Choosing between the BJP and the Congress is like having to choose between your malicious mother-in-law and the wicked sister-in-law. Both are wicked and reason enough to leave your husband and scream good riddance!

The fundamental zealot turned secular Prime Minister Wannabe LK Advani is going door-to-door across the country in his fancy rath and telling anyone who bothers to stop and listen that the BJP is under attack from a mutant virus - Congressisitis! The BJP has fallen prey to all the symptoms of this deadly virus - infighting, corruption, decay and internal power struggles. Last spotted, very few were listening to him, and they have even lost interest in the rath.

The Congress on the other hand has vowed to make its tenure at the Centre a memorable one. Unforgettable, not for the magnificent policies or leadership it dispensed to the nation. We have conceded to a government with two leaders - one who is forever is search of her halo and the other who has no power. Till date a silent majority was secretly happy that this government was not making any policies and letting country chug into the 21st century. Alas it was too good to last.
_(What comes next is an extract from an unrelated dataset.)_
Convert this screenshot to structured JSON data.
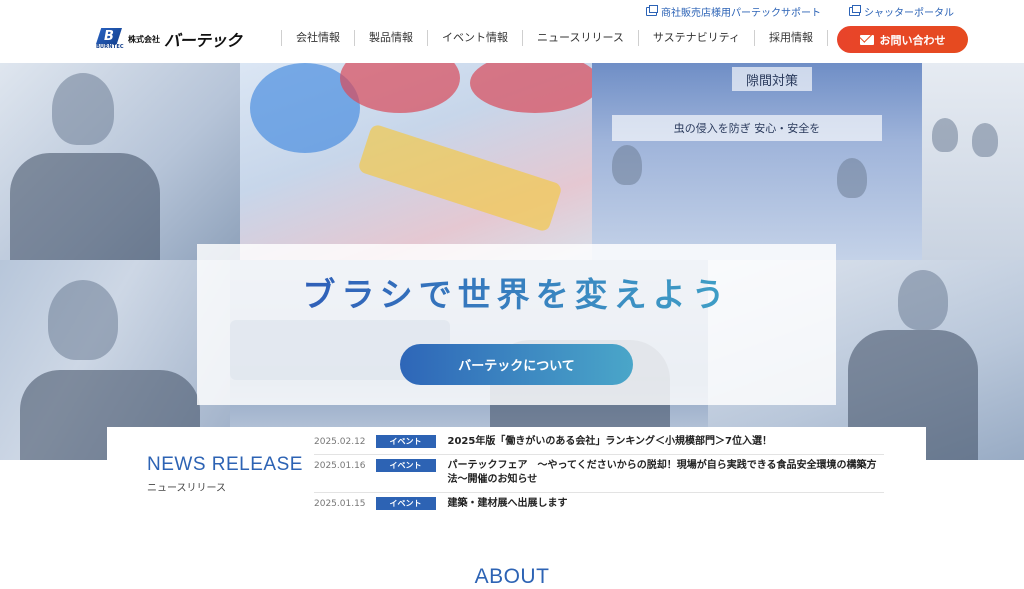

The HRD Minister has resurrected Mandal from its bloody grave by sending a proposal to the cabinet to introduce 27% reservation for OBCs in 20 central universities. The reservation shall extend to speciality education institutions like the IITs and IIMs. This shall take the total reservations based on caste to 49.5%.

The Congress is trying to outdo the BJP - by playing the caste card it hopes to divide the Hindu vote and recapture some of its lost glory. What this proposal seeks to do is clear - capture the OBC vote. The Congress shall be seen as a savior of the backward classes. Any party opposing this move is committing political suicide since it loses this chunk of votes.

The Congress claims that this in line with the Common Minimum Program. While one of the six governing principles of the UPA Government seeks to "preserve, protect and promote social harmony" another promises "to provide for full equality of opportunity, particularly in education and employment for scheduled castes, scheduled tribes, OBCs and religious minorities".

How does increasing the reserved seats in educational institutions promote social harmony? Or how it provides equality of opportunity?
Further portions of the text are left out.